Gregory Mattingly, MD: Cognition, anhedonia, emotional blunting, sleep. All of those are very common residual symptoms.

Andrew J. Cutler, MD: They sure are.

Gregory Mattingly, MD: I’ve done a lot of research, as you know, on the cognitive domain of depression, looking at how we move the needle on things like processing speed and working memory. Anhedonia or emotional blunting is very interesting because if you don’t feel pleasure, you tend not to have reward and motivation. So if you look at our patients who don’t feel pleasure, they’re left emotionally blunted; they’ll persist on an easy day, but they give up on a hard day. And they show up in your office, and they want a job note. They’ve just dropped out of the workplace. They’re having a hard time functioning. Sagar, I’d be curious what you think, but I think cognition, anhedonia, and don’t forget, sleep are incredibly important.

Andrew J. Cutler, MD: I totally agree. What do you think, Sagar?

Sagar V. Parikh, MD, FRCPC: No, I think those are really the main ones. But there is also a sequelae to those symptoms. So there’s a lack of confidence. So you start off with the intense negative rumination of depression. Maybe you’re feeling better, you’re not as negatively preoccupied, and you’re not beating yourself up with negative cognition. However, you’ve lost your confidence. And so you’re hesitant about going back to work if you took time off work. Even if you are at work, you feel emasculated or something, and you don’t want to boldly lead or be the person in the group that says, “Hey, I’ve got a better idea for our business” or things like that. So a lack of confidence is something that I see as sequelae. It’s not technically a residual symptom, but I would say more sequelae and then tiredness or lack of energy. And again, this is a juxtaposition of whether is it a residual symptom of depression or many of our psychiatric medicines are sedating—so which one is it?

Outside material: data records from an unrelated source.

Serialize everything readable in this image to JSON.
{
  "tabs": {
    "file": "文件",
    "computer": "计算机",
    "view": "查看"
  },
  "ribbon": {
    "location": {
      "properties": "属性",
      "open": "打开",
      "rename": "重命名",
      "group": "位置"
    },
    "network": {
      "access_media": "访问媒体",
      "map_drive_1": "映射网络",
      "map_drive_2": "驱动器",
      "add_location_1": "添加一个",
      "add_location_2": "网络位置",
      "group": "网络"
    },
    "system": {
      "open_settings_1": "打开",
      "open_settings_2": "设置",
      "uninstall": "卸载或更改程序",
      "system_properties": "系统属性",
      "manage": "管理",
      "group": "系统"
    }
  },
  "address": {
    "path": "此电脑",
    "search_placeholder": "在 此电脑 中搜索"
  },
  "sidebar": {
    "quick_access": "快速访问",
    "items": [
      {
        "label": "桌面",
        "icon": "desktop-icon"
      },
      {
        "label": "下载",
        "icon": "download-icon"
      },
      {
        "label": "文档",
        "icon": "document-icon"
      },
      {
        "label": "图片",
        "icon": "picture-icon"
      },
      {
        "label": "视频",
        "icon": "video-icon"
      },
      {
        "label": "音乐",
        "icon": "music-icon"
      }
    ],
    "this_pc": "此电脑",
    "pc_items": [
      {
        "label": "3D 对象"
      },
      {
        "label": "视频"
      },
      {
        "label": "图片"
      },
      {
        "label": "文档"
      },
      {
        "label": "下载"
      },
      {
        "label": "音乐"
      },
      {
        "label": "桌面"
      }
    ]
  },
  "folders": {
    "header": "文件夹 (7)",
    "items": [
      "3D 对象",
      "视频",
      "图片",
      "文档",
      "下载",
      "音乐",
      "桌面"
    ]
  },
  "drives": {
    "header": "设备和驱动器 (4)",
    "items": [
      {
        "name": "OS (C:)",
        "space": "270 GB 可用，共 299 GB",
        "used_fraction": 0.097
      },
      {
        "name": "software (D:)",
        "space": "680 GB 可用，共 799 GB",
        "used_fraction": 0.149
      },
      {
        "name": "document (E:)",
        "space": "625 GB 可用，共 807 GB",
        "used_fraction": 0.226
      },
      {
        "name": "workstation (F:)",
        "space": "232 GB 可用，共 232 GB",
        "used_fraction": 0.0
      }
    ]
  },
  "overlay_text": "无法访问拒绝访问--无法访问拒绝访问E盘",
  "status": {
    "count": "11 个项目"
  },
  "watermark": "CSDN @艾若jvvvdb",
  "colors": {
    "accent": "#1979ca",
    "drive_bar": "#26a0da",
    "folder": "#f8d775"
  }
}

Andrew J. Cutler, MD: And the selective serotonin reuptake inhibitors can cause emotional blunting but also fatigue. I want to come back to something I mentioned briefly that we didn’t really get into deeply: adherence. And of course adherence is affected by lack of efficacy. If the drug doesn’t work or takes too long to work, that patient might give up on it. But also, adverse effects. Greg, what are the adverse effects that most commonly affect adherence? You alluded to this before.

Gregory Mattingly, MD: Andy, thank you for bringing that up. A lot of our support networks—the Depression and Bipolar Support Alliance, which is a wonderful advocacy group for people with mood disorders—when you talk to their members and ask what they like or don’t like about our current treatment options, we tend to think about efficacy, but they tell us about adverse effects. They’ll say the most troubling part of our current treatment options is almost all of them come with baggage that makes it very hard to keep taking them on a consistent basis.

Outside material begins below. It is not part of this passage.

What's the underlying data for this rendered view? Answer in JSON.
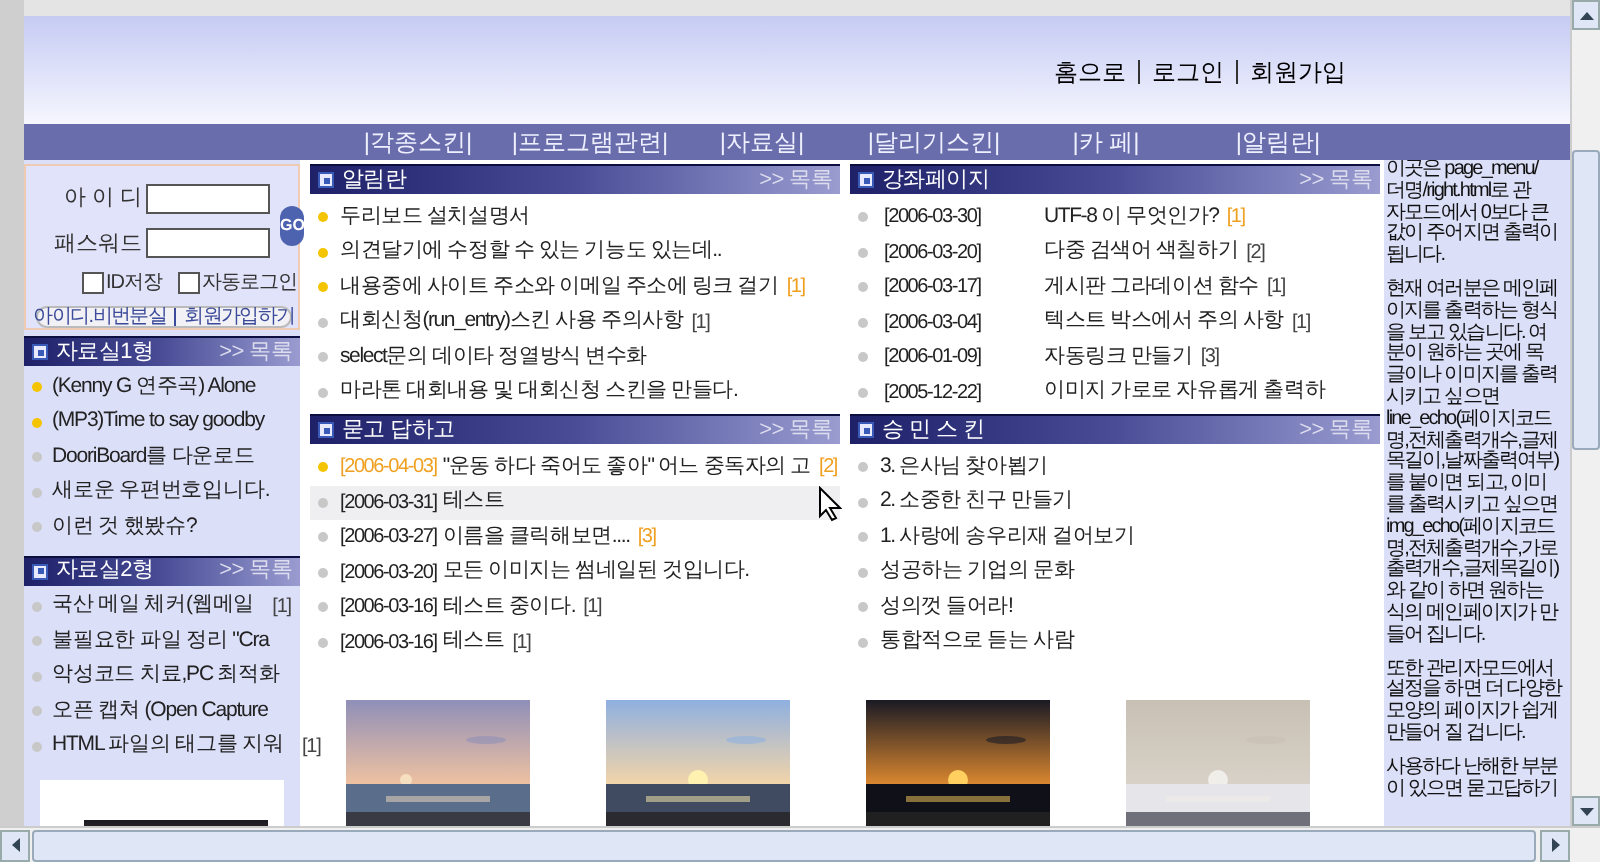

So then you ask, “What’s the baggage there?” You see weight gain, sexual adverse effects, sedation, emotional blunting, and then sometimes agitation. If a medicine makes someone restless, that tends to be a deal breaker very early on. A lot of those other adverse effects are deal breakers down the road, as Sagar said. “I’ll put up with them at first, but I’m not going to put up with them in the long run. I’ll put up with not being able to be intimate with my partner for a week or a month, but eventually, I want to feel like I can be in a relationship again.”